Even those who managed to pay for or buy back into the insurance program aren’t safe from future losses of benefits, Johnson says. The temporary relief that the state provided has expired and the premiums are expected to increase again by as much as $200 a month, an amount that many can’t pay on their fixed incomes, she says. Fortunately for them, when they turn 65, Medicare will cover them because rule changes since Cullen’s day have allowed them to pay Medicare taxes.
The teacher retirement system, a pension program that gives a percentage of pay based on years of service, is designed for people who join TRSL immediately after college and teach for 30 to 40 years. Teachers with 30 years of service receive 75 percent of the average of their highest three years of salary for life. Teachers who teach for 40 years receive 100 percent. By any measure, that’s a generous pension, but that result isn’t possible for teachers who turn to teaching later in life. A person who starts teaching in his or her 40s may teach for 20 years to receive half pay, not considered near enough by today’s experts who advise retiring with no less than 75 percent of one’s income.
Many expect to reach the 75 percent figure by adding Social Security benefits. But loss of earned federal benefits is another potential side effect of receiving Louisiana teacher retirement. Most know that they are not paying into Social Security but they’re unaware of the partial to full loss of the benefits they’ve earned from outside employment until late into their teaching careers.

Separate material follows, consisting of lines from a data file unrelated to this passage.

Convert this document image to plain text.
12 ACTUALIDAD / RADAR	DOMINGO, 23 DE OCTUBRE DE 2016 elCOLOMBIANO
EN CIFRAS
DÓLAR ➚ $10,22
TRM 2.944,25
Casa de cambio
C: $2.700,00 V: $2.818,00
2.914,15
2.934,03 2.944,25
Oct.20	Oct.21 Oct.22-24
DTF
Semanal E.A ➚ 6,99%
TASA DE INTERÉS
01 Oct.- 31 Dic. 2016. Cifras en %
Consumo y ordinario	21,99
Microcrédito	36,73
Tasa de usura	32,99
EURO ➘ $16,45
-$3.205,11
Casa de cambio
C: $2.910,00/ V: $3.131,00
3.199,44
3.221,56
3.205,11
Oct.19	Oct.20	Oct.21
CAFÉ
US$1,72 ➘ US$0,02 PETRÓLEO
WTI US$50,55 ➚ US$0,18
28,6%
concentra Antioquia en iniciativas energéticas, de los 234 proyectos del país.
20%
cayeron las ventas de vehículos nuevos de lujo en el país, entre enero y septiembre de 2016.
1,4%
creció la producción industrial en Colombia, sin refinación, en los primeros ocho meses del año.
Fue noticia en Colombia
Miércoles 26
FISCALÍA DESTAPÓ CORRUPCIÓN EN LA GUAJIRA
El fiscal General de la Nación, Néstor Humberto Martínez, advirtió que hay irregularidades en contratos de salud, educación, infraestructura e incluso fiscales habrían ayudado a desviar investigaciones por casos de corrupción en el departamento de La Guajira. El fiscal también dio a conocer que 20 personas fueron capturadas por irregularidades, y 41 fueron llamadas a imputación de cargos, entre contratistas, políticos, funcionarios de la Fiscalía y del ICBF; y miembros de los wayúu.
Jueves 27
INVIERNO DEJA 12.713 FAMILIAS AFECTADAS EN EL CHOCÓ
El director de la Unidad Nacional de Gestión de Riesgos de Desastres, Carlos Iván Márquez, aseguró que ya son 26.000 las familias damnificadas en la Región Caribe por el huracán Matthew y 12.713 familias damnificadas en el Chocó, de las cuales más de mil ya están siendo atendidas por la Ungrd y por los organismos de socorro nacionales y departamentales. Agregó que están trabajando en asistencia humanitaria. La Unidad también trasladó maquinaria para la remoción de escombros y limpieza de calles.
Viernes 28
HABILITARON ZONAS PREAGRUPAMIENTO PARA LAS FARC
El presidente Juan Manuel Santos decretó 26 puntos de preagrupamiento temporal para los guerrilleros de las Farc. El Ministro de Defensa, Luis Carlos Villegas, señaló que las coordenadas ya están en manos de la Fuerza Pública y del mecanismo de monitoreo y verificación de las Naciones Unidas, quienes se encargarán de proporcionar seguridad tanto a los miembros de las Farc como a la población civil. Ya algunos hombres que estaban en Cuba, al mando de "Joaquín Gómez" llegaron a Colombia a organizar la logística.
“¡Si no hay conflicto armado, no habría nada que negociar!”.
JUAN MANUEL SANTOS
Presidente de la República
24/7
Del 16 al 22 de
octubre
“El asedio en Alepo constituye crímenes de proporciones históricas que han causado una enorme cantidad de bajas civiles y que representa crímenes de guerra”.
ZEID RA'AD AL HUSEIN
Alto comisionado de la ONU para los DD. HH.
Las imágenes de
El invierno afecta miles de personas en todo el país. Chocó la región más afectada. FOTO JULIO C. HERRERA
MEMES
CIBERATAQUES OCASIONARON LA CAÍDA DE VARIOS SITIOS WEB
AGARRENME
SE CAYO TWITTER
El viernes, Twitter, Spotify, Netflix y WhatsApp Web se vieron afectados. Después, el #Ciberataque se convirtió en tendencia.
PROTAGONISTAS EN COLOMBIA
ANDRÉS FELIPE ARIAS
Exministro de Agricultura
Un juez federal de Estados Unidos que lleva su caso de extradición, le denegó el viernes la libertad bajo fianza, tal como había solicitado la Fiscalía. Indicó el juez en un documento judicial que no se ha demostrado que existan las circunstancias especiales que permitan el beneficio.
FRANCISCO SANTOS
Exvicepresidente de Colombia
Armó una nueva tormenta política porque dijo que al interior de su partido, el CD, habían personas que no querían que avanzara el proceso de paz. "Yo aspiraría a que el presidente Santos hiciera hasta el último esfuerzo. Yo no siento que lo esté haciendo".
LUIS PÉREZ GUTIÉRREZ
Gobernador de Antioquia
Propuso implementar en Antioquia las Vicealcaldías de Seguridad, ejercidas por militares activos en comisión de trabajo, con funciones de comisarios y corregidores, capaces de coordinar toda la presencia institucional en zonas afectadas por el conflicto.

Because they haven’t read the fine print, many naively count on a patchwork of benefits to make up for the loss of a full salary – the partial salary granted by the TRSL plus the Social Security benefits that either they earned themselves during a 40- to 50-year working history or their spouses earned during theirs.
For those who paid substantial Social Security taxes before becoming a teacher and joining TRSL, or through a second job while teaching, it can come as a shock to learn that a significant percentage of the Social Security benefit that the federal government promised at age 62, 65 or 66 won’t be paid after all. Because TRSL members don’t pay Social Security taxes – they pay into TRSL instead – their compiled Social Security benefit from other employment is reduced. In 2005, the Windfall Elimination Provision reduced Social Security benefits as much as $313.50 per month. The amount differs per individual and year of retirement, depending on pre-teaching earnings and annual benefit adjustments.
Under Social Security rules, the surviving spouse of a deceased pensioner is paid one-half of the deceased person’s benefit if the spouse didn’t work long enough under Social Security to have earned a benefit of his or her own. But a vested TRSL member loses most or all of that benefit under the Government Pension Offset provision, an additional federal rule designed to prevent government-related retirees from “double dipping.” There are some exceptions to the Windfall Elimination Provision and Government Pension Offset but they leave few teachers untouched.
These reductions may seem fair to taxpayers who worked long and hard for their modest Social Security benefits, but in some circumstances these provisions create situations where teachers must work long past regular retirement age to earn enough benefits to support their retirement. Many feel betrayed.
“To me, it’s an outrage to pay into an insurance policy and then when you reach the age of maturity, they find an excuse for not giving it to you. It’s Katrina all over again,” says Ron Chapman, a history professor at Nunez Community College and former small business owner who paid Social Security taxes for decades before switching careers.
Teachers who thought they could retire at 62 or 65 often learn in state-sponsored retirement workshops that the Social Security reductions mean working well into their 70s.
“I’ve seen some really upset people,” says Heather Landry, a TRSL representative who travels around the state holding teacher workshops. “They expect to get Social Security and all of a sudden it’s taken away.”